The two-level TEL station is designed by Arup and Aedas. At 330 m long and 24 m deep underground, the station is designed to be integrated with surrounding developments and other transportation modes.
A reference to Woodlands' past as a rubber plantation, the station has a colour scheme of brown and grey with "streaks of green" shared by rubber trees. The station columns are designed to resemble tree-like branches.

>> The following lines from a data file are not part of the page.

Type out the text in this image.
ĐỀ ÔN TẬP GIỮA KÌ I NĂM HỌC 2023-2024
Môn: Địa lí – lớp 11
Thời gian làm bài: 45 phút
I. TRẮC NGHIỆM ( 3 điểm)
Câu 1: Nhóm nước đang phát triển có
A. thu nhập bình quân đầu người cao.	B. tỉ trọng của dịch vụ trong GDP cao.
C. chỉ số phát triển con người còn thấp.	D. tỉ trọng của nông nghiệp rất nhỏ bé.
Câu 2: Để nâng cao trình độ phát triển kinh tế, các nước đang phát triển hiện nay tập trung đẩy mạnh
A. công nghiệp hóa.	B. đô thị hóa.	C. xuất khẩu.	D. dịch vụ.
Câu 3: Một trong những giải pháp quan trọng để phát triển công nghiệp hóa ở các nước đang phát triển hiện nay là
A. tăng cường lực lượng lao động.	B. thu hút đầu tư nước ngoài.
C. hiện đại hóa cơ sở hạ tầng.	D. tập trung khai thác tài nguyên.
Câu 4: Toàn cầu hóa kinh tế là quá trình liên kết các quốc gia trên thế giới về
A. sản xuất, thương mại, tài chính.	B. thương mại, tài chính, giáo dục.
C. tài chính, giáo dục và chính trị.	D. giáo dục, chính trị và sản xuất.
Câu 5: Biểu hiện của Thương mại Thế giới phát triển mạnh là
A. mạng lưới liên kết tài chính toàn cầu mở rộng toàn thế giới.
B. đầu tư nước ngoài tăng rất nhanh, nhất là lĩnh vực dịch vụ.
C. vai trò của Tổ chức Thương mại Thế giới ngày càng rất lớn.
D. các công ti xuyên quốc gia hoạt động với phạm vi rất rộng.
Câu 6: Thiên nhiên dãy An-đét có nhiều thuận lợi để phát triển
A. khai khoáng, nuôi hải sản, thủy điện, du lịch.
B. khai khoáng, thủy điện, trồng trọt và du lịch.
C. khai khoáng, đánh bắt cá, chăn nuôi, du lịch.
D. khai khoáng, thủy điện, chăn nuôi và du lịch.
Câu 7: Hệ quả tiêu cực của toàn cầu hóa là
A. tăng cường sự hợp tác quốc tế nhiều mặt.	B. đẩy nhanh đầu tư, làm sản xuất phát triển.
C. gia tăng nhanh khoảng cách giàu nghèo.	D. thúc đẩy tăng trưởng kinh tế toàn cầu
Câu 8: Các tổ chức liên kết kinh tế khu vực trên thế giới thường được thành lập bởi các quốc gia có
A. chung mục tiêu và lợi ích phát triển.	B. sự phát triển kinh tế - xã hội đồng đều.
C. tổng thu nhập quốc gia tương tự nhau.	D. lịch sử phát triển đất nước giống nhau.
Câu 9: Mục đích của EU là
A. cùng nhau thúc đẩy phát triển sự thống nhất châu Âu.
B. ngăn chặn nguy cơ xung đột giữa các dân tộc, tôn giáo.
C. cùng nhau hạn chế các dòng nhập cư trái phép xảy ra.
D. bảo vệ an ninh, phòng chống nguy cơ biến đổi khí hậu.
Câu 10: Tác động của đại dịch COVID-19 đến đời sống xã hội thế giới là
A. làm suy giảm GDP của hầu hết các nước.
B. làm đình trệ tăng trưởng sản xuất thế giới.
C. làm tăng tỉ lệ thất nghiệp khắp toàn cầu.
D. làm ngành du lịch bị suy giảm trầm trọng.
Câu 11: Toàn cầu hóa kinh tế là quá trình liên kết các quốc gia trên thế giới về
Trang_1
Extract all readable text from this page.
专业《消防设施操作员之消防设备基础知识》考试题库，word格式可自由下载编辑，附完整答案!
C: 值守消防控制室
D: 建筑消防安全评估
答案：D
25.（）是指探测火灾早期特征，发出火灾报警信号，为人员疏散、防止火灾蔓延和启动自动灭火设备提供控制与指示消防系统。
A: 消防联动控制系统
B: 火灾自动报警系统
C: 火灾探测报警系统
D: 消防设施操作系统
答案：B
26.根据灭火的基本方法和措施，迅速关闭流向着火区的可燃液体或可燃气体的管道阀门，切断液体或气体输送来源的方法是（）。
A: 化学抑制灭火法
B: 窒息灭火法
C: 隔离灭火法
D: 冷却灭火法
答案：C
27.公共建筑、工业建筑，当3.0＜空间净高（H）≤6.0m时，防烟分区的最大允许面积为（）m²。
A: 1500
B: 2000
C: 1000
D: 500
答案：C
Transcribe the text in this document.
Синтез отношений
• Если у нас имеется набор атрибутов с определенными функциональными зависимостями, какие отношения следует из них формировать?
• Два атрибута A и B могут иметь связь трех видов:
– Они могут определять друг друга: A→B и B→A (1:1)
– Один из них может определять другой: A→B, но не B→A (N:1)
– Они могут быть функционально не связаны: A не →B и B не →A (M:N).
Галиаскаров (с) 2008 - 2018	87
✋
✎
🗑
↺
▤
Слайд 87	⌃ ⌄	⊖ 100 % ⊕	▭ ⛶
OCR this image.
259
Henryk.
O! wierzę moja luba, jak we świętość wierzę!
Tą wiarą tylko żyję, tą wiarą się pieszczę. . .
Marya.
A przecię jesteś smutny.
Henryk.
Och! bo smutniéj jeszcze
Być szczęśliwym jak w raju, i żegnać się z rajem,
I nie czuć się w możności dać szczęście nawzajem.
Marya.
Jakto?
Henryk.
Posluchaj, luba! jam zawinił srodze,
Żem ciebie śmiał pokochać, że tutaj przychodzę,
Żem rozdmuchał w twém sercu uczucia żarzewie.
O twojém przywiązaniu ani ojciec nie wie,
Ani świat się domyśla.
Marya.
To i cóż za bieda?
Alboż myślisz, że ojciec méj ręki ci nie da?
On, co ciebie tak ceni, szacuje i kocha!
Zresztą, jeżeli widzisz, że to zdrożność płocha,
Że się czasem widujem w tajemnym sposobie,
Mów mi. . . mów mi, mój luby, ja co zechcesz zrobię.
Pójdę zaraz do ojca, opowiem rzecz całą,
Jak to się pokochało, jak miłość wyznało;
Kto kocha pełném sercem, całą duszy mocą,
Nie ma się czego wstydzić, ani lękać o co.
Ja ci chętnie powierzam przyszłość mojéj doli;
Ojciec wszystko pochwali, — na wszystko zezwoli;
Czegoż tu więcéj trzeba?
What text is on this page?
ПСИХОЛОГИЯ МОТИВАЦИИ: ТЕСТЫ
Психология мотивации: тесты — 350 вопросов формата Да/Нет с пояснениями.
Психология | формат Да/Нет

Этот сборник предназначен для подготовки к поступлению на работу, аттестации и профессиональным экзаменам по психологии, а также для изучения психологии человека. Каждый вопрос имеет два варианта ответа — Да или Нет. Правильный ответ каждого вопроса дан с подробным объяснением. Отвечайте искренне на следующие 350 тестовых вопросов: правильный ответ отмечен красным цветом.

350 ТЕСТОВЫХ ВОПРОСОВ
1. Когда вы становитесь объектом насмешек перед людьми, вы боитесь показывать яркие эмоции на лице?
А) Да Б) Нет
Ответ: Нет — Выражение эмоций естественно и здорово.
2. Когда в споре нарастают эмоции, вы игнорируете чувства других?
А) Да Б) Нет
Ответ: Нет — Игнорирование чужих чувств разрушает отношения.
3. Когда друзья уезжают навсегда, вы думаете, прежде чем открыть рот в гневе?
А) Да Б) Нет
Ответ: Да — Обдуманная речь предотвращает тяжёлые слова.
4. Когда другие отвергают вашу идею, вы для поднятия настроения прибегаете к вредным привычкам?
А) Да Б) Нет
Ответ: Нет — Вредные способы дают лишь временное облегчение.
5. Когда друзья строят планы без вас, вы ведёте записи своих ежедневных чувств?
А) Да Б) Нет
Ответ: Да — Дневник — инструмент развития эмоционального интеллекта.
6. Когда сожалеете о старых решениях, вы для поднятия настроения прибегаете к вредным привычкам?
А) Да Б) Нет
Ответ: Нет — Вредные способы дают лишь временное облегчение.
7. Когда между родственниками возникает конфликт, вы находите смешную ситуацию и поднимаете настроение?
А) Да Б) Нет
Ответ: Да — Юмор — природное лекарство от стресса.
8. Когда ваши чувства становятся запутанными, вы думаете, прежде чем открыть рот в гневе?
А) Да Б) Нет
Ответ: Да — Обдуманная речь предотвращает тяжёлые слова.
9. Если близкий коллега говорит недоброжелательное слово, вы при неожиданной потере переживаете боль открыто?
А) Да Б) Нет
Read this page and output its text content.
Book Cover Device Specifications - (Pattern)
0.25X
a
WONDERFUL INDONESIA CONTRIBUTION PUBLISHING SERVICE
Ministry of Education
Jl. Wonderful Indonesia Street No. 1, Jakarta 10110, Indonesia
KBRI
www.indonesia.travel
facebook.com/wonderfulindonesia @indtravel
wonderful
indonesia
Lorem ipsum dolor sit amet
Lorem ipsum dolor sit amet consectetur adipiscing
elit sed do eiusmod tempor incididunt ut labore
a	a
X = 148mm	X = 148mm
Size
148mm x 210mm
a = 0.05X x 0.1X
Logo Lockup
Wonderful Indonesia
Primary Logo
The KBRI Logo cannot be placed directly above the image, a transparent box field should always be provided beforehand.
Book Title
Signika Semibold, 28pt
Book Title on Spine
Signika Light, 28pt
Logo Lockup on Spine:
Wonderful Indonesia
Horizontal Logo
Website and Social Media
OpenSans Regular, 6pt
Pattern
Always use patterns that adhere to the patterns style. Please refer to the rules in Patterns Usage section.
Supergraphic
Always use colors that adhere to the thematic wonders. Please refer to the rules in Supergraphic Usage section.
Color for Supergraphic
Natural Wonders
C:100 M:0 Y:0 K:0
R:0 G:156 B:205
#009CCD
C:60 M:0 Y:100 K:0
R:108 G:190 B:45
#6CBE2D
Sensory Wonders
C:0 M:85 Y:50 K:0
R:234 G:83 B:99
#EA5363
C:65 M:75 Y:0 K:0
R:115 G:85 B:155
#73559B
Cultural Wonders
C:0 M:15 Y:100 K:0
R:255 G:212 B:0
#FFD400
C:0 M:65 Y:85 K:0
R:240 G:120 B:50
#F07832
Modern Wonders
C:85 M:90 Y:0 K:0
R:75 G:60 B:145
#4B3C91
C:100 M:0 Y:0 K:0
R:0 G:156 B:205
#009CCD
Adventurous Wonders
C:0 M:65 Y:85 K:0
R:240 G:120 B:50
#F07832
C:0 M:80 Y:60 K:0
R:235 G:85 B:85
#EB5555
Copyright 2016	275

The TEL platforms are accessible via many escalators and stairs, with a large visual opening. The linkway that connects the TEL platforms to the NSL platforms have gaps in the roof to allow sunlight into the station. Largely naturally ventilated, the station utilises minimal energy. The four entrances of the TEL station are also naturally ventilated, with transparent structures to allow sunlight into the entrances. They are intended to function as "lanterns" that will light up the urban landscape around the entrances at night. The station design won the LTEA 2022 under the Infrastructure and Development category.

Designated as a Civil Defence (CD) shelter, its large interior is designed to accommodate up to 9,000 people in emergencies. The walls, floor and roof slabs are strengthened with reinforced concrete, and the station has facilities for people to undergo decontamination. As a result of the CD guidelines, the station is more spacious that will allow it to support higher passenger capacity in the future.